As the coronavirus pandemic crushes the global economy, JPMorgan set aside a stunning $6.8 billion worth of reserves to insulate itself from loan defaults.
That helped send JPMorgan’s profit plummeting 69% in the first quarter. America’s largest bank by assets said its net income fell to $2.9 billion in the first three months of the year, compared to $9.2 billion in the same period last year.
Net revenue dipped slightly to $29.1 billion from $29.9 billion year-over-year.
JPMorgan (JPM) CEO Jamie Dimon described the first quarter as an unprecedented challenge in the earnings release. However, Dimon noted that absent the loan reserve, the bank had a fairly decent first quarter, and it remains in a strong financial position.

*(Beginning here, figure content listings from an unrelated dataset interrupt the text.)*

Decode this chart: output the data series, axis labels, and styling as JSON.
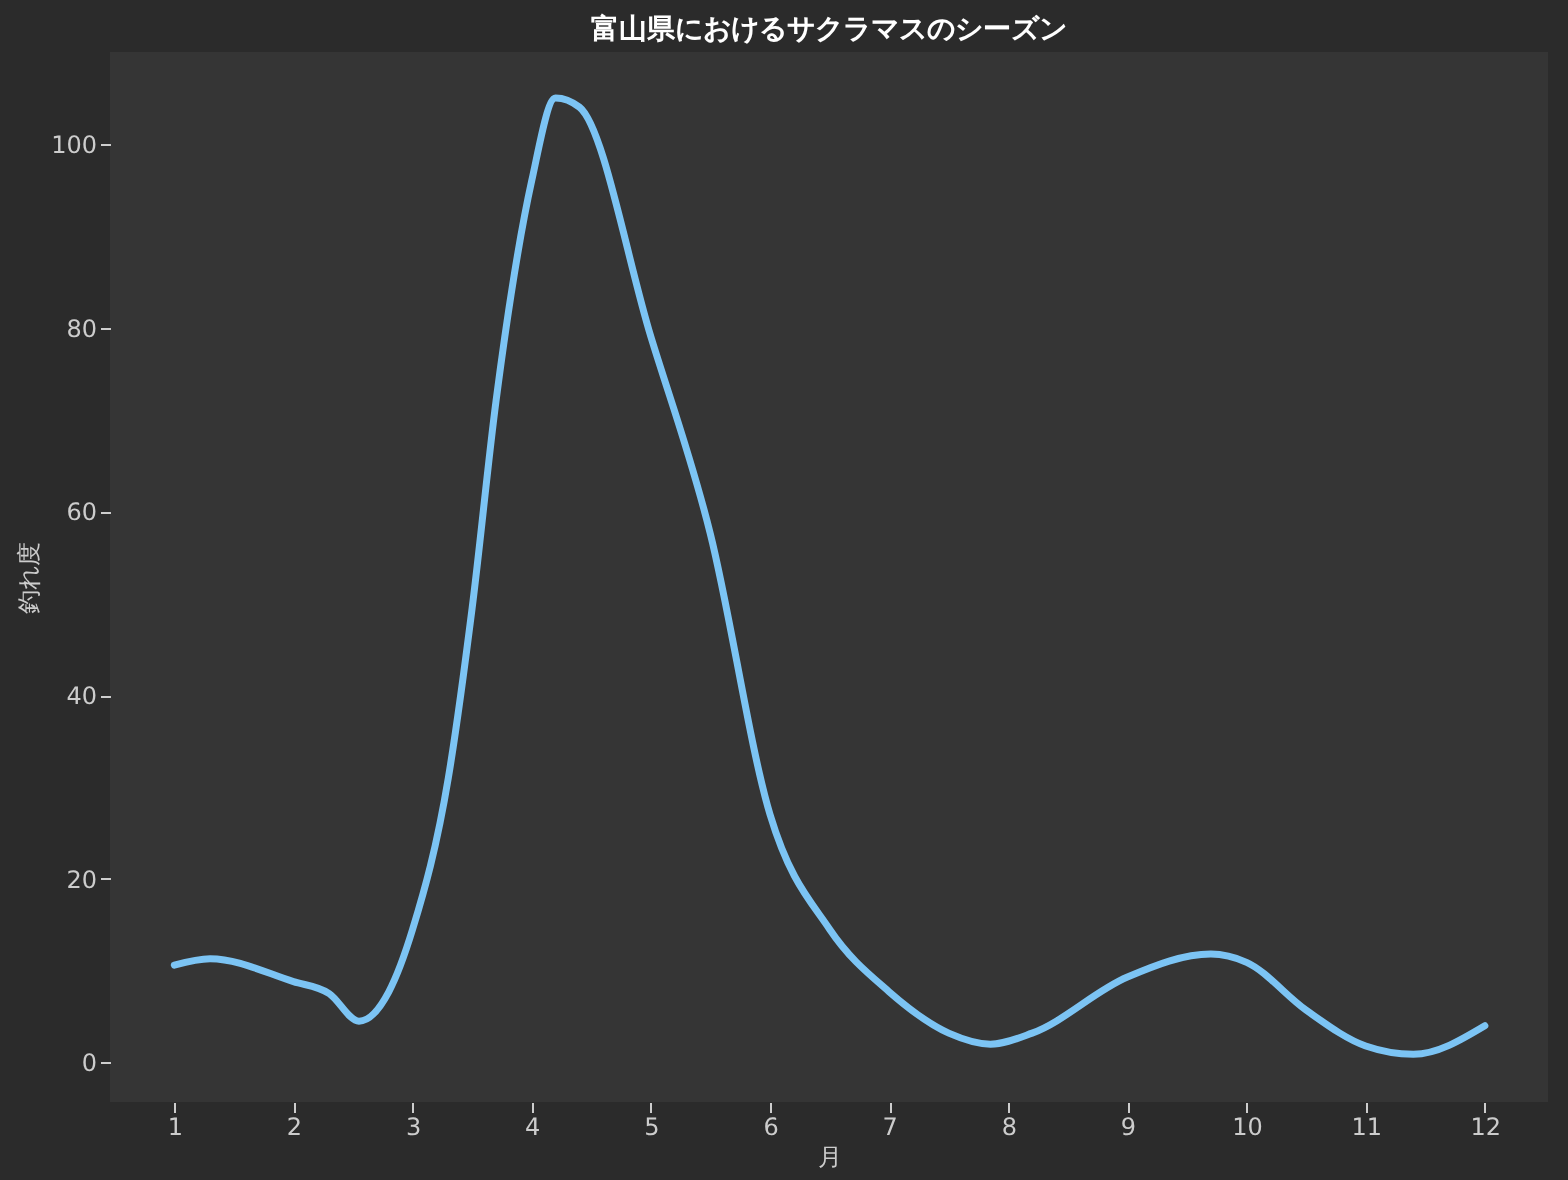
{
  "chart_data": {
    "type": "line",
    "title": "富山県におけるサクラマスのシーズン",
    "xlabel": "月",
    "ylabel": "釣れ度",
    "x": [
      1,
      1.3,
      2,
      2.3,
      2.55,
      2.8,
      3,
      3.3,
      3.5,
      3.7,
      4,
      4.2,
      4.4,
      5,
      5.5,
      6,
      6.5,
      7,
      7.5,
      7.85,
      8.2,
      9,
      9.7,
      10,
      10.5,
      11,
      11.4,
      12
    ],
    "series": [
      {
        "color": "#7cc4f4",
        "values": [
          10.6,
          11.3,
          8.8,
          7.5,
          4.5,
          7.7,
          14.5,
          31,
          49.5,
          72,
          96,
          105,
          104,
          79,
          57.5,
          27,
          14.5,
          7.7,
          3.2,
          2,
          3.2,
          9.3,
          11.8,
          10.9,
          5.7,
          1.8,
          0.9,
          4
        ]
      }
    ],
    "xlim": [
      0.46,
      12.53
    ],
    "xticks": [
      1,
      2,
      3,
      4,
      5,
      6,
      7,
      8,
      9,
      10,
      11,
      12
    ],
    "ylim": [
      -4.3,
      110
    ],
    "yticks": [
      0,
      20,
      40,
      60,
      80,
      100
    ],
    "grid": false,
    "marker": "none",
    "line_style": "solid"
  }
}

“The company entered this crisis in a position of strength, and we remain well capitalized and highly liquid,” said Dimon. The bank has $1 trillion of liquidity resources, he added.
The bank extended millions of dollars of new credit in the first quarter and witnessed a record use of revolving credit facilities. Companies drew on their credit lines at “probably twice the rate than in the financial crisis [of 2008],” Dimon said on the earnings conference call.
“I think companies are very rationally getting their liquidity in order ahead of what could be a significant downturn,” he added.
JPMorgan’s economists’ now predict US unemployment will soar to 20% in the second quarter before recovering in the back half of the year, with annualized GDP contracting by 40%.
Dimon said he expects the economy to open up in a staggered way following the crisis.
“In some ways, the sooner the better, but it has to be safe for everybody,” he said.
On a more personal note, Dimon, who had emergency heart surgery in early March, said he feels “great” and that his health doesn’t change his outlook for how long he will remain at the helm.
JPMorgan’s stock was up 1.4% in premarket trading.